CPU times: user 31.5 s, sys: 351 ms, total: 31.9 s
Wall time: 32 s


In [52]:
oa[[
    'A, B, D, E. Agriculture, energy and water',
    'C. Manufacturing', 'F. Construction',
    'G, I. Distribution, hotels and restaurants',
    'H, J. Transport and communication',
    'K, L, M, N. Financial, real estate, professional and administrative activities',
    'O,P,Q. Public administration, education and health',
    'R, S, T, U. Other'
]] = wp_interpolated.drop(columns="geometry").values

In [55]:
oa = oa.drop(columns=["LAD11CD", "GlobalID"])

In [56]:
oa.to_parquet(f"{data_folder}/processed/oa_data_england.parquet")

### Land cover (CORINE)

CORINE is shipped as custom polygons. We use the data downloaded for the Urban Grammar project.

In [57]:
corine = gpd.read_parquet(f"{data_folder}/raw/land_cover/corine_gb.pq")

In [59]:
%%time
corine_interpolated = tobler.area_weighted.area_interpolate(corine, oa, categorical_variables=["Code_18"])

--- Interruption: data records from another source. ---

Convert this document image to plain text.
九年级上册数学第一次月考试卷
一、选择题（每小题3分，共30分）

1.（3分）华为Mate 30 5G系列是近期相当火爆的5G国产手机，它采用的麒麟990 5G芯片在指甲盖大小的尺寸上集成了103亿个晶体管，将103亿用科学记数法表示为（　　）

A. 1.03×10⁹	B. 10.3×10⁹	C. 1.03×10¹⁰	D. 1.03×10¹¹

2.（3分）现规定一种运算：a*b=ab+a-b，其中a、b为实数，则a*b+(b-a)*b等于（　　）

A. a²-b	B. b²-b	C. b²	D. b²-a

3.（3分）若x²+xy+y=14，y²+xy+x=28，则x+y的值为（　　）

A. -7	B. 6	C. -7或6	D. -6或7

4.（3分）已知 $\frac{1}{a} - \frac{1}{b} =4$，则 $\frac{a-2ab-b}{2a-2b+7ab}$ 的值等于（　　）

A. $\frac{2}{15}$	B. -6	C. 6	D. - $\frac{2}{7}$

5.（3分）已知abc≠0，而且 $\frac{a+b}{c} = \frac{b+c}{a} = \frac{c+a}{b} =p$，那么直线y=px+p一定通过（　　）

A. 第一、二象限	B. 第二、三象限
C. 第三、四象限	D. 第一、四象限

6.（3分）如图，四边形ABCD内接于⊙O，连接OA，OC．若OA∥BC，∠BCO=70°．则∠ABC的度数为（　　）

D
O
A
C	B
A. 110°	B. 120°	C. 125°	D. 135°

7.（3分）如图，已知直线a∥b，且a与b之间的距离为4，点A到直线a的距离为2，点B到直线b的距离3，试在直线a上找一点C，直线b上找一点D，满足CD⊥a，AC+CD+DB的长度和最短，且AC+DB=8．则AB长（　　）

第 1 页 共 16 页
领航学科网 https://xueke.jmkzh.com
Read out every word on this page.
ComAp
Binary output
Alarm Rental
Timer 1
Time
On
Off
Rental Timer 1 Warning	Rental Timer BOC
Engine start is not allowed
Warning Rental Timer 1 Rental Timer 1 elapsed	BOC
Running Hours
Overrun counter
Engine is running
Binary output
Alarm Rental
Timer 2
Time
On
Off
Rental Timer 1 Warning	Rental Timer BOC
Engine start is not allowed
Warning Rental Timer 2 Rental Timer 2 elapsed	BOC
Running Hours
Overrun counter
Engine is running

  return lib.intersection(a, b, **kwargs)


CPU times: user 22min 56s, sys: 5.49 s, total: 23min 1s
Wall time: 23min 4s


In [60]:
corine_names = {
    'Code_18_124': 'Land cover [Airports]',
    'Code_18_211': 'Land cover [Non-irrigated arable land]',
    'Code_18_121': 'Land cover [Industrial or commercial units]',
    'Code_18_421': 'Land cover [Salt marshes]',
    'Code_18_522': 'Land cover [Estuaries]',
    'Code_18_142': 'Land cover [Sport and leisure facilities]',
    'Code_18_141': 'Land cover [Green urban areas]',
    'Code_18_112': 'Land cover [Discontinuous urban fabric]',
    'Code_18_231': 'Land cover [Pastures]',
    'Code_18_311': 'Land cover [Broad-leaved forest]',
    'Code_18_131': 'Land cover [Mineral extraction sites]',
    'Code_18_123': 'Land cover [Port areas]',
    'Code_18_122': 'Land cover [Road and rail networks and associated land]',
    'Code_18_512': 'Land cover [Water bodies]',
    'Code_18_243': 'Land cover [Land principally occupied by agriculture, with significant areas of natural vegetation]',
    'Code_18_313': 'Land cover [Mixed forest]',
    'Code_18_412': 'Land cover [Peat bogs]',
    'Code_18_321': 'Land cover [Natural grasslands]',
    'Code_18_322': 'Land cover [Moors and heathland]',
    'Code_18_324': 'Land cover [Transitional woodland-shrub]',
    'Code_18_111': 'Land cover [Continuous urban fabric]',
    'Code_18_423': 'Land cover [Intertidal flats]',
    'Code_18_523': 'Land cover [Sea and ocean]',
    'Code_18_312': 'Land cover [Coniferous forest]',
    'Code_18_133': 'Land cover [Construction sites]',
    'Code_18_333': 'Land cover [Sparsely vegetated areas]',
    'Code_18_332': 'Land cover [Bare rocks]',
    'Code_18_411': 'Land cover [Inland marshes]',
    'Code_18_132': 'Land cover [Dump sites]',
    'Code_18_222': 'Land cover [Fruit trees and berry plantations]',
    'Code_18_242': 'Land cover [Complex cultivation patterns]',
    'Code_18_331': 'Land cover [Beaches, dunes, sands]',
    'Code_18_511': 'Land cover [Water courses]',
    'Code_18_334': 'Land cover [Burnt areas]',
    'Code_18_244': 'Land cover [Agro-forestry areas]',
    'Code_18_521': 'Land cover [Coastal lagoons]',
}

corine_interpolated.columns = corine_interpolated.columns.map(corine_names)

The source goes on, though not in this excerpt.